The fundamental battle in the fight against substance abuse is the struggle to help the individual addict become drug-free. Drug Rehabilitation, supported by drug education, is the only weapon that can undercut the ebb and flow of supply and demand, and the spread of crime throughout the world, and gives a jail alternative that is statistically superior. “We’re not protecting the public safety because we aren’t treating the problem,” said Joseph Califano, Jr., former U.S. Secretary of Health, Education and Welfare and the president of CASA. “We’re supporting the illegal drug market because we are just sending customers back.”

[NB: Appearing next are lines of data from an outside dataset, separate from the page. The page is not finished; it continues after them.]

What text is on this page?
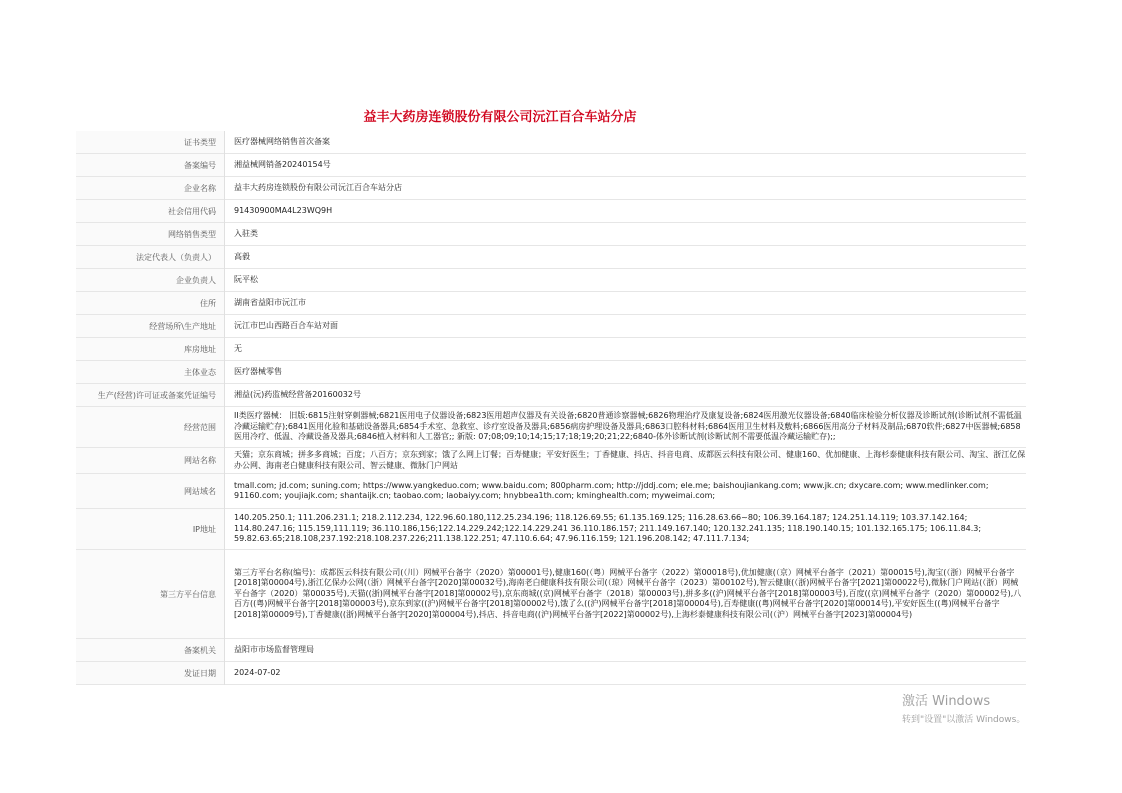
益丰大药房连锁股份有限公司沅江百合车站分店
证书类型	医疗器械网络销售首次备案
备案编号	湘益械网销备20240154号
企业名称	益丰大药房连锁股份有限公司沅江百合车站分店
社会信用代码	91430900MA4L23WQ9H
网络销售类型	入驻类
法定代表人（负责人）	高毅
企业负责人	阮平松
住所	湖南省益阳市沅江市
经营场所\生产地址	沅江市巴山西路百合车站对面
库房地址	无
主体业态	医疗器械零售
生产(经营)许可证或备案凭证编号	湘益(沅)药监械经营备20160032号
经营范围	II类医疗器械： 旧版:6815注射穿刺器械;6821医用电子仪器设备;6823医用超声仪器及有关设备;6820普通诊察器械;6826物理治疗及康复设备;6824医用激光仪器设备;6840临床检验分析仪器及诊断试剂(诊断试剂不需低温冷藏运输贮存);6841医用化验和基础设备器具;6854手术室、急救室、诊疗室设备及器具;6856病房护理设备及器具;6863口腔科材料;6864医用卫生材料及敷料;6866医用高分子材料及制品;6870软件;6827中医器械;6858医用冷疗、低温、冷藏设备及器具;6846植入材料和人工器官;; 新版: 07;08;09;10;14;15;17;18;19;20;21;22;6840-体外诊断试剂(诊断试剂不需要低温冷藏运输贮存);;
网站名称	天猫；京东商城；拼多多商城；百度；八百方；京东到家；饿了么网上订餐；百寿健康；平安好医生；丁香健康、抖店、抖音电商、成都医云科技有限公司、健康160、优加健康、上海杉泰健康科技有限公司、淘宝、浙江亿保办公网、海南老白健康科技有限公司、智云健康、微脉门户网站
网站域名	tmall.com; jd.com; suning.com; https://www.yangkeduo.com; www.baidu.com; 800pharm.com; http://jddj.com; ele.me; baishoujiankang.com; www.jk.cn; dxycare.com; www.medlinker.com; 91160.com; youjiajk.com; shantaijk.cn; taobao.com; laobaiyy.com; hnybbea1th.com; kminghealth.com; myweimai.com;
IP地址	140.205.250.1; 111.206.231.1; 218.2.112.234, 122.96.60.180,112.25.234.196; 118.126.69.55; 61.135.169.125; 116.28.63.66~80; 106.39.164.187; 124.251.14.119; 103.37.142.164; 114.80.247.16; 115.159,111.119; 36.110.186,156;122.14.229.242;122.14.229.241 36.110.186.157; 211.149.167.140; 120.132.241.135; 118.190.140.15; 101.132.165.175; 106.11.84.3; 59.82.63.65;218.108,237.192:218.108.237.226;211.138.122.251; 47.110.6.64; 47.96.116.159; 121.196.208.142; 47.111.7.134;
第三方平台信息	第三方平台名称(编号)：成都医云科技有限公司(（川）网械平台备字（2020）第00001号),健康160(（粤）网械平台备字（2022）第00018号),优加健康(（京）网械平台备字（2021）第00015号),淘宝(（浙）网械平台备字[2018]第00004号),浙江亿保办公网(（浙）网械平台备字[2020]第00032号),海南老白健康科技有限公司(（琼）网械平台备字（2023）第00102号),智云健康(（浙)网械平台备字[2021]第00022号),微脉门户网站(（浙）网械平台备字（2020）第00035号),天猫((浙)网械平台备字[2018]第00002号),京东商城((京)网械平台备字（2018）第00003号),拼多多((沪)网械平台备字[2018]第00003号),百度((京)网械平台备字（2020）第00002号),八百方((粤)网械平台备字[2018]第00003号),京东到家((沪)网械平台备字[2018]第00002号),饿了么((沪)网械平台备字[2018]第00004号),百寿健康((粤)网械平台备字[2020]第00014号),平安好医生((粤)网械平台备字[2018]第00009号),丁香健康((浙)网械平台备字[2020]第00004号),抖店、抖音电商((沪)网械平台备字[2022]第00002号),上海杉泰健康科技有限公司(（沪）网械平台备字[2023]第00004号)
备案机关	益阳市市场监督管理局
发证日期	2024-07-02
激活 Windows
转到"设置"以激活 Windows。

In America, dissatisfaction is growing with the national emphasis on arresting and incarcerating drug abusers, as few jail alternatives exist to incarceration. A 1999 study by the American Bar Association (ABA) noted that a 73 percent increase in drug arrests between 1992 and 1997 had resulted in no decrease in drug use. State Senator Stewart Greenleaf wrote a sentencing law that has flooded Pennsylvania’s prisons with low-level offenders who cannot be paroled. “These laws haven’t worked as we planned,” he told the Atlantic Monthly. “We haven’t been honest to the public or ourselves.”
Dr. Max Ben, who has conducted research programs for the National Institute of Health, lays part of the blame for rehabilitation failures on a dependence on “medicinal” drugs to treat “illicit drugs”. For more than a century, physicians have advocated substituting supposedly benign (or at least ‘less harmful’) drugs to prevent or halt the destructive course of addiction,” he observes. “Time and time again, these remedies have failed to meet expectations, and often have lead to new addiction…” With no jail alternative, addicts often do their time, then relapse.